« Il y a urgence, nous sommes à deux doigts d’un génocide comme on n’en a plus connu depuis des années », a alerté l’avocat Michael Mansfield, jeudi, à l’occasion d’une session extraordinaire du Tribunal Russell sur la Palestine, qui s’est tenue à Bruxelles.
Les témoignages recueillis permettent au Tribunal Russell d’affirmer que l’Etat hébreu s’est rendu coupable, lors de l’opération « bordure protectrice » lancée début juillet, de crimes contre l’humanité tels que le meurtre, l’extermination et la persécution, et de crimes de guerre tels que des exécutions délibérées, destructions injustifiées, attaques dirigées intentionnellement contre des civils ou encore un usage disproportionné de la force.
« Il ne s’agit pas d’une guerre entre deux Etats, Israël est l’occupant et ne peut prétendre à l’auto-défense. A contrario, le droit international autorise une population à résister à une occupation », souligne le Tribunal.
« Ce fut une journée choquante qui nous a laissés estomaqués, ces témoignages ne peuvent être ignorés », a commenté le réalisateur Ken Loach, qui a insisté sur la rhétorique de destruction qui prévaut au sein d’une partie de la classe politique israélienne et qui fournit, selon le Tribunal, le cadre dans lequel s’inscrivent les crimes perpétrés à Gaza.
Le Tribunal Russell conclut que le crime d’incitation au génocide et des crimes contre l’humanité ont été commis à Gaza
Il a également conclu, à l’écoute de nombreux témoignages, que le discours employé à différents niveaux de la société israélienne pendant l’été 2014 avait parfois atteint le seuil nécessaire pour pourvoir le qualifier d’incitation directe et publique au génocide.
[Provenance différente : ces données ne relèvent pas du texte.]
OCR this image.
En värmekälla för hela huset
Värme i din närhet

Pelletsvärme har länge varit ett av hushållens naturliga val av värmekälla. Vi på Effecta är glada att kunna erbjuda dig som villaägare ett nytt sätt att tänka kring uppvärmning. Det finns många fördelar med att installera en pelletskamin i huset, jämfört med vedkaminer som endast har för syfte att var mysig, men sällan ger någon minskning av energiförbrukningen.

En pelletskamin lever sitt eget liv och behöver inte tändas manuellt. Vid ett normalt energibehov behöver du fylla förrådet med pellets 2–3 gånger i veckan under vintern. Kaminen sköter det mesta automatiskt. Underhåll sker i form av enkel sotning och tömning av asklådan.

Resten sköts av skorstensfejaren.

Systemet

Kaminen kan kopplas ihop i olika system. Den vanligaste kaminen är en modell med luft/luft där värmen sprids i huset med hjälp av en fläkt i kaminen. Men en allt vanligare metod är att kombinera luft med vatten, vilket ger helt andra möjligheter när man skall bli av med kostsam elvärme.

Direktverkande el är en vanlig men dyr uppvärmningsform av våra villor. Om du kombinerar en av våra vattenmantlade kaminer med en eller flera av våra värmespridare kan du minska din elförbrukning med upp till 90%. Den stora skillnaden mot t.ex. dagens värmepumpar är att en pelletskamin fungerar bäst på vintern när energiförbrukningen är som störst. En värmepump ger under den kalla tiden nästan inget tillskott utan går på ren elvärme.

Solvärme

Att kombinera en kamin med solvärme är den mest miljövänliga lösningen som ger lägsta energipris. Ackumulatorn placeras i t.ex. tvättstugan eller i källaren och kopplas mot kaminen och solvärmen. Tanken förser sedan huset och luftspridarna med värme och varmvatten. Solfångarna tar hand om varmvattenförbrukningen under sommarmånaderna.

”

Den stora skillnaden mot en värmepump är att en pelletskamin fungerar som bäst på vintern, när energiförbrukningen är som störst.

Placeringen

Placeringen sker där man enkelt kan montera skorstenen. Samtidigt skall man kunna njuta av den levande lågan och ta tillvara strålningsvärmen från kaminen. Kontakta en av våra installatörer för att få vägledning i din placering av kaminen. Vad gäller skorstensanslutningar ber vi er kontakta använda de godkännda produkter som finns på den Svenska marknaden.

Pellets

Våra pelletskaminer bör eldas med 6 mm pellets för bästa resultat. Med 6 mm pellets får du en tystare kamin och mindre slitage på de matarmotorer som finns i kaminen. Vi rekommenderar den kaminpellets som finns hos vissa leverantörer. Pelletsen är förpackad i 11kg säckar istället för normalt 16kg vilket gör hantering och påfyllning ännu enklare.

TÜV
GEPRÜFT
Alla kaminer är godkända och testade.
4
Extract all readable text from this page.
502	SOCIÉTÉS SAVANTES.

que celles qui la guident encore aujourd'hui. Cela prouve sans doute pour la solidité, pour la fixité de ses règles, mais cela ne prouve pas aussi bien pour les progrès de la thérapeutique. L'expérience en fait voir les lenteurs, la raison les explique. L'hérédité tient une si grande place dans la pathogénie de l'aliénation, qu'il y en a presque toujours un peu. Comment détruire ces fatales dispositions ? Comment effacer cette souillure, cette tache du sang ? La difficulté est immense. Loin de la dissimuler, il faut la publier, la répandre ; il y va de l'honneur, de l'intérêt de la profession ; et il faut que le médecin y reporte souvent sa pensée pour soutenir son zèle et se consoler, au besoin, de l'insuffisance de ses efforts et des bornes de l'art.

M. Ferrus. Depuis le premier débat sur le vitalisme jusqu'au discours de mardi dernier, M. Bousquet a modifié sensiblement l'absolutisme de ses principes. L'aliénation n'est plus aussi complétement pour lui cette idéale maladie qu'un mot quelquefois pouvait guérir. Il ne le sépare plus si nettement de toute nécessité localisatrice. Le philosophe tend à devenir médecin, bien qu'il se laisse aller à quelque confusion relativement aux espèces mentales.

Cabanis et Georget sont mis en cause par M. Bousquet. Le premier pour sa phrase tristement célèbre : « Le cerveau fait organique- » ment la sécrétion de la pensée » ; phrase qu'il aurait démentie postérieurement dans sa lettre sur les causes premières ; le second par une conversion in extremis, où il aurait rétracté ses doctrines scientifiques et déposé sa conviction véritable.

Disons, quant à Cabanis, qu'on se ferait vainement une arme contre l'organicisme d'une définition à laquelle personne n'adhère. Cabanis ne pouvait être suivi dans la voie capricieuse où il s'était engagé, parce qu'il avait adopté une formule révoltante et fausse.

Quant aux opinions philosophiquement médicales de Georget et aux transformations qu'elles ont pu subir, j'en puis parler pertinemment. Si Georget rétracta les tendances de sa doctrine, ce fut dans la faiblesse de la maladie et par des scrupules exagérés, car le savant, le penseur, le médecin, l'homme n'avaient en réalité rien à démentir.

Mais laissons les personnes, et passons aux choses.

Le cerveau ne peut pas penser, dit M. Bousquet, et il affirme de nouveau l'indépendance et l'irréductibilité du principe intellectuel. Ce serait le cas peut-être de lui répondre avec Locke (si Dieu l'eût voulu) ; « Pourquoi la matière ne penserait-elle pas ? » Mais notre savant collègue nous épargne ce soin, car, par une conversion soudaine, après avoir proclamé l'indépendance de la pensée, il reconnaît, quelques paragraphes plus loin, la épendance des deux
Afin de rendre ses conclusions, le Jury a entendu les témoignages des journalistes Mohammed Omer, Max Blumenthal, David Sheen, Martin Lejeune, Eran Efrati et Paul Mason, présents à Gaza durant l’Opération Bordure Protectrice. Ils ont également entendu les récits des chirurgiens Mads Gilbert et Mohammed Abou Arab, de l’expert sur le crime de génocide Paul Behrens, du Colonel Desmond Travers et d’Ivan Karakashian, chargé du plaidoyer pour Defence for Children International.
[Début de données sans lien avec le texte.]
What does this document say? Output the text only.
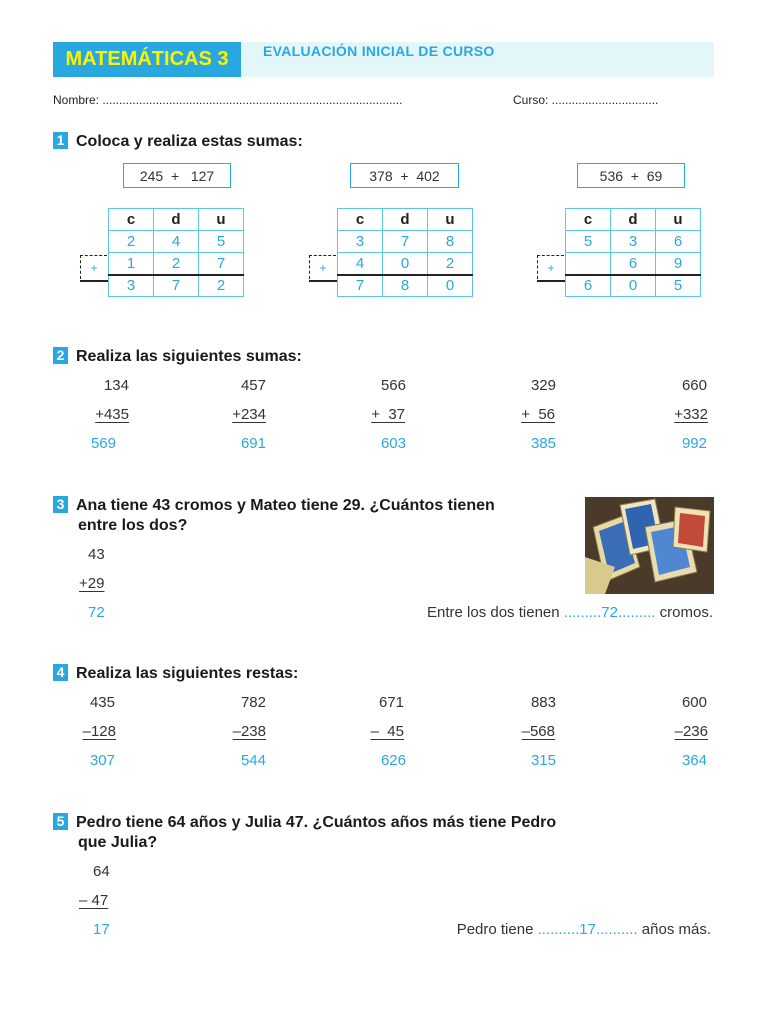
MATEMÁTICAS 3	EVALUACIÓN INICIAL DE CURSO
Nombre: ..........................................................................................	Curso: ................................
1 Coloca y realiza estas sumas:
245  +   127
+
c	d	u
2	4	5
1	2	7
3	7	2
378  +  402
+
c	d	u
3	7	8
4	0	2
7	8	0
536  +  69
+
c	d	u
5	3	6
	6	9
6	0	5
2 Realiza las siguientes sumas:
134
+435
569
457
+234
691
566
+  37
603
329
+  56
385
660
+332
992
3 Ana tiene 43 cromos y Mateo tiene 29. ¿Cuántos tienen
entre los dos?
43
+29
72	Entre los dos tienen .........72......... cromos.
4 Realiza las siguientes restas:
435
–128
307
782
–238
544
671
–  45
626
883
–568
315
600
–236
364
5 Pedro tiene 64 años y Julia 47. ¿Cuántos años más tiene Pedro
que Julia?
64
– 47
17	Pedro tiene ..........17.......... años más.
Crimes de guerre. Le Tribunal a conclu que les crimes de guerre suivants ont été perpétrés par l’armée israélienne : l’homicide intentionnel, la destruction de biens, non justifiée par des nécessités militaires et exécutée sur une grande échelle; le fait de diriger intentionnellement des attaques contre la population civile en tant que telle ou contre des civils qui ne participent pas directement part aux hostilités ; l’utilisation disproportionnée de la force, le fait de diriger intentionnellement des attaques contre des bâtiments consacrés à la religion, à l’enseignement et des hôpitaux qui ne sont pas des cibles militaires ; l’utilisation de Palestiniens comme boucliers humains ; le fait d’employer les armes, projectiles, matières et méthodes de guerre de nature à causer des maux superflus ou des souffrances inutiles ou à frapper sans discrimination en violation du droit international des conflits armés ; et l’utilisation de la violence dans le but principal est de répandre la terreur parmi la population civile.
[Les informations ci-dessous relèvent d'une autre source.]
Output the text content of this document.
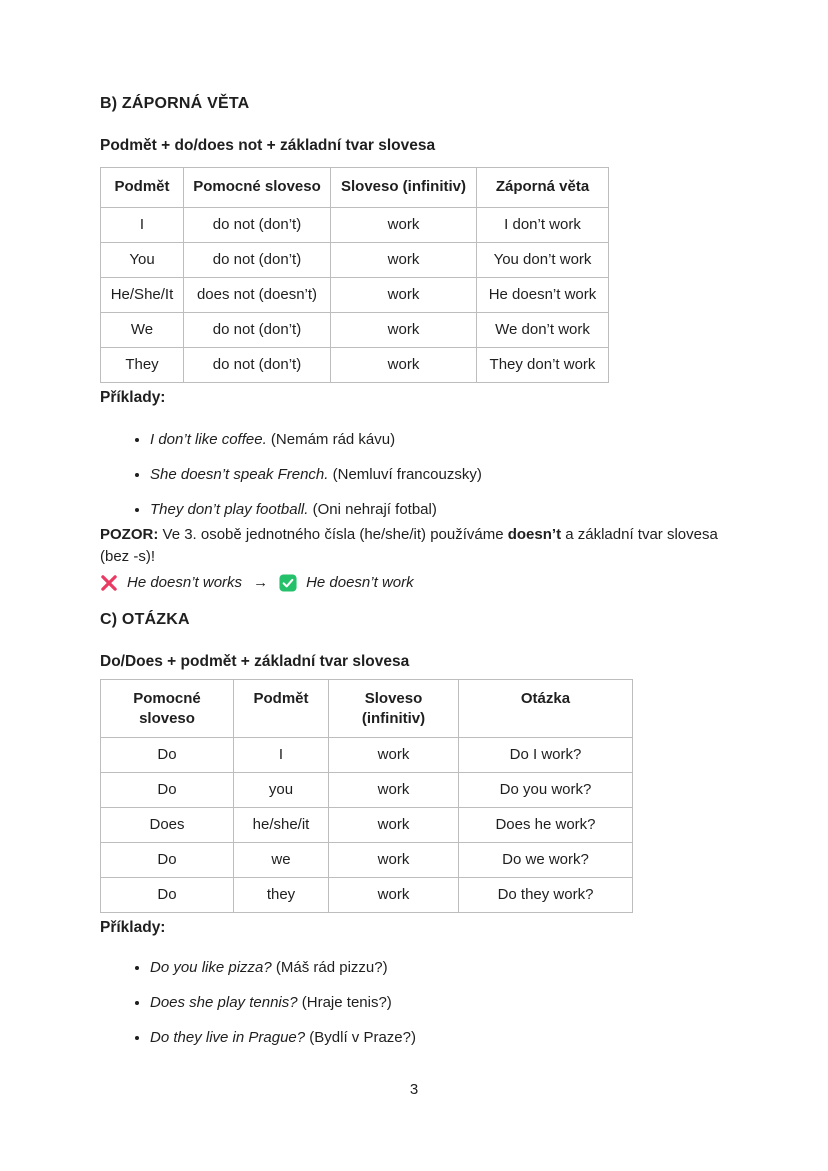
B) ZÁPORNÁ VĚTA

Podmět + do/does not + základní tvar slovesa

Podmět	Pomocné sloveso	Sloveso (infinitiv)	Záporná věta
I	do not (don’t)	work	I don’t work
You	do not (don’t)	work	You don’t work
He/She/It	does not (doesn’t)	work	He doesn’t work
We	do not (don’t)	work	We don’t work
They	do not (don’t)	work	They don’t work

Příklady:

• I don’t like coffee. (Nemám rád kávu)
• She doesn’t speak French. (Nemluví francouzsky)
• They don’t play football. (Oni nehrají fotbal)

POZOR: Ve 3. osobě jednotného čísla (he/she/it) používáme doesn’t a základní tvar slovesa (bez -s)!

He doesn’t works →	He doesn’t work

C) OTÁZKA

Do/Does + podmět + základní tvar slovesa

Pomocné sloveso	Podmět	Sloveso (infinitiv)	Otázka
Do	I	work	Do I work?
Do	you	work	Do you work?
Does	he/she/it	work	Does he work?
Do	we	work	Do we work?
Do	they	work	Do they work?

Příklady:

• Do you like pizza? (Máš rád pizzu?)
• Does she play tennis? (Hraje tenis?)
• Do they live in Prague? (Bydlí v Praze?)
3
Crimes contre l’humanité. Le Tribunal a conclu que les crimes contre l’humanité suivants ont été commis par l’armée israélienne : meurtre, persécution et extermination.
Crime d’incitation au génocide. Le Tribunal a reçu des preuves qui démontrent l’intensification de la rhétorique raciste et l’incitation à la violence durant l’été 2014, à différents échelons de la société israélienne : dans les médias traditionnels ou sociaux et par des officiers de police, des leaders religieux, des représentants publics et des fans de football, notamment.
LDe plus, « l’effet cumulatif du régime prolongé de punition collective à Gaza semble infliger les conditions de vie calculées pour entrainer la destruction graduelle des Palestiniens en tant que groupe à Gaza ». Le Jury a ajouté : « nous avons sincèrement peur que dans un environnement d’impunité et d’absence de sanctions pour des crimes graves et répétés, les leçons du Rwanda et d’autres atrocités de masse, restent lettre morte ».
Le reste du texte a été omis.